Seattle has an heir apparent to Sweezy already on its roster. Rookie Mark Glowinski made one start in place of Sweezy during the regular season and received positive reviews.

Meanwhile, reports surfaced Wednesday about the size of Irvin’s contract with the Raiders, putting it at four years and $37 million for an average of $9.25 million per season. That was far outside the price range for Seattle, which declined a $7.8 million team option on Irvin prior to last season.

On the plus side, the Seahawks managed to retain Lane. Lane made just six starts the previous four seasons, and he has a history of injuries. However, he moved into the starting lineup late last season and performed well, finishing with two interceptions and six passes defensed.

Lane’s experience with Seattle’s technique for cornerbacks made him a priority re-signing. Last year the Seahawks looked outside the organization to fill the right cornerback position, signing Cary Williams to a big-money contract. However, Williams struggled to learn the technique and was released after appearing in just 10 games.

Lane reportedly agreed to a four-year deal. Financial terms were not available.

The Seahawks also chose to offer a tender to only one of their six restricted free agents, that being center Patrick Lewis. Lewis was inserted into the starting lineup in place of Drew Nowak midway through last season, a move that coincided with Seattle’s improvement in pass protection. By offering Lewis the tender, which is a reported $1.671 million, the Seahawks can match any offer Lewis may receive from another team.

The most notable name on the list of those restricted free agents who were not tendered contracts is running back Christine Michael. Michael was Seattle’s prodigal son last season. The 2013 second-round draft pick was banished before the season began, being traded to Dallas after failing to earn the Seahawks’ trust during his first two seasons with the team. However, after bouncing from Dallas to Washington, he was re-signed by Seattle following injuries to Marshawn Lynch and Thomas Rawls. He responded his second time around with the Seahawks, gaining 192 yards on 39 carries in three games.

The others who were not tendered offers were tackle Alvin Bailey, fullback Derrick Coleman, receiver Ricardo Lockette and linebacker Nick Moody. Those players are now unrestricted free agents. It’s possible the Seahawks will try to bring some of those players back on contracts that have dollar amounts lower than what the tender amounts would have been.

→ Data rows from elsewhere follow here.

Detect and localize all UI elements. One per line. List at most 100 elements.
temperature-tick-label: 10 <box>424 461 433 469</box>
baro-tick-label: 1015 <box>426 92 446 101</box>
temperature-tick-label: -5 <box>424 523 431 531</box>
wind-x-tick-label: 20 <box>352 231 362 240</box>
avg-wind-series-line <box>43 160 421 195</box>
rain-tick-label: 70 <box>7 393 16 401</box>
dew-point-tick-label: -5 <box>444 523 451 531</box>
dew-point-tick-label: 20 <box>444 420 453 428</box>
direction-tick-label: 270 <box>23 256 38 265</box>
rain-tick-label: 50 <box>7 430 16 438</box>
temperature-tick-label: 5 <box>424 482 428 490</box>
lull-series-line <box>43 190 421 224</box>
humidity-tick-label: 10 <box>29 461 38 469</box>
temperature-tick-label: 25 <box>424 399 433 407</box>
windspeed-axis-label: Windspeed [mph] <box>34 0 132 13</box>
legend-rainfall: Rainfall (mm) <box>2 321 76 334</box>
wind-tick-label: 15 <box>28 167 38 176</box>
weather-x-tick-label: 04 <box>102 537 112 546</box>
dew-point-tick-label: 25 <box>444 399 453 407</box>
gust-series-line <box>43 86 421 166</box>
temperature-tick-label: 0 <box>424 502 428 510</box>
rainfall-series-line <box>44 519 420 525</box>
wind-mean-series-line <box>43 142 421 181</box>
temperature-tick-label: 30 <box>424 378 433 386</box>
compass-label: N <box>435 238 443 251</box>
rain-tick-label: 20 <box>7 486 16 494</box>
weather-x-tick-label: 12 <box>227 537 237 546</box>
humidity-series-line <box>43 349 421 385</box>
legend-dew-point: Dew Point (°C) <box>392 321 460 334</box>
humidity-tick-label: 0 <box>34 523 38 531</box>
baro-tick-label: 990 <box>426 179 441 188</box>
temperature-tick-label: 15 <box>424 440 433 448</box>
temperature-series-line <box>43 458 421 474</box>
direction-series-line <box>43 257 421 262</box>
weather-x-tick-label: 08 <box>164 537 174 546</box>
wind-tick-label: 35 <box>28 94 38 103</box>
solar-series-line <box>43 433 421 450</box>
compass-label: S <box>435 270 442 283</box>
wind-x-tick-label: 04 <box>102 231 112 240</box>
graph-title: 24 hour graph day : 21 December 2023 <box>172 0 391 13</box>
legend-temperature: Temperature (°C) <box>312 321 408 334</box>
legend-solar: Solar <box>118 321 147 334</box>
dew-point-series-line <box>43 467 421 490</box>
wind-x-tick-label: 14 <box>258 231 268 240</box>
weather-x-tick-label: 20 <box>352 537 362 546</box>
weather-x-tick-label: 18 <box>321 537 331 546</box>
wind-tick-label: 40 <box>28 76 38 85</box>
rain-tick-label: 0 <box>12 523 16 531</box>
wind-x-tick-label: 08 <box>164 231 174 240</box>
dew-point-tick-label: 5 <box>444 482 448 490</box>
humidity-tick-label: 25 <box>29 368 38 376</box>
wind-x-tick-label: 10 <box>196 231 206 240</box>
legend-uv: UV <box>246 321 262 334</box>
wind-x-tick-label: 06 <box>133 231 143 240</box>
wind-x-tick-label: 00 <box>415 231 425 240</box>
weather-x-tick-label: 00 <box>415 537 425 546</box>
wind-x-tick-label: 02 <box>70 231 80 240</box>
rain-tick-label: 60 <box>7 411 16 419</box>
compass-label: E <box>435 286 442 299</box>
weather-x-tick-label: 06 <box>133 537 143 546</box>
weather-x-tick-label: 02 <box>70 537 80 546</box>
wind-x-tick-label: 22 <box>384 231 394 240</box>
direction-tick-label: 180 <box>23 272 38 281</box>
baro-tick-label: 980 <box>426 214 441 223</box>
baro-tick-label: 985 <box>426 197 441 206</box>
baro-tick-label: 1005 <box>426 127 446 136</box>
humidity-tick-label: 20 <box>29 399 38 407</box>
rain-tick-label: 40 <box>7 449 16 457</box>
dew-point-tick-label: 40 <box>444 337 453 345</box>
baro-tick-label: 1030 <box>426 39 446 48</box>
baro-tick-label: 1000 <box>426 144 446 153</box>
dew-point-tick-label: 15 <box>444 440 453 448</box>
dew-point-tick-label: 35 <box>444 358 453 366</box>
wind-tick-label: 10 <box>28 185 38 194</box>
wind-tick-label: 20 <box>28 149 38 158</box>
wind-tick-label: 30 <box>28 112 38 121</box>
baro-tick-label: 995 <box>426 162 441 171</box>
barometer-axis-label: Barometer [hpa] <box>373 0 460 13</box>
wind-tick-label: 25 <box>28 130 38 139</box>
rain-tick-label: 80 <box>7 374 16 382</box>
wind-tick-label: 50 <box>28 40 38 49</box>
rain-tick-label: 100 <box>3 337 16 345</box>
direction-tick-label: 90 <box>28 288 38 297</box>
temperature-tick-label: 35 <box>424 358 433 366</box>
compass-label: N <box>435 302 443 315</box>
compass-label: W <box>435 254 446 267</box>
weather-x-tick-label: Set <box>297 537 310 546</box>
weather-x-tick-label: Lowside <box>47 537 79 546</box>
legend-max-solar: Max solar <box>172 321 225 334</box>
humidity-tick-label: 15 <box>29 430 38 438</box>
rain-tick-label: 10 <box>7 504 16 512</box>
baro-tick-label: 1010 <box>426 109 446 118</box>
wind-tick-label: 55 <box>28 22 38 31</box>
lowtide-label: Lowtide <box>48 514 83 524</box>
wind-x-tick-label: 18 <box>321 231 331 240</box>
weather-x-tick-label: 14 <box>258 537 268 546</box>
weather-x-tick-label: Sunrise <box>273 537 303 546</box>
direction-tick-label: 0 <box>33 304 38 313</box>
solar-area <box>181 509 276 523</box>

Seattle also tendered seven exclusive rights free agents, therefore keeping them in the fold. The most noteworthy of those was defensive back DeShawn Shead, who became a valuable member of the secondary, making starts at both cornerback and safety.

The others were cornerback Marcus Burley, defensive tackle A.J. Francis, tight end Cooper Helfet, linebacker Eric Pinkins, cornerback Mohammed Seisay and free safety Steven Terrell. The only exclusive rights free agent who wasn’t tendered was defensive tackle Jesse Williams, who was waived.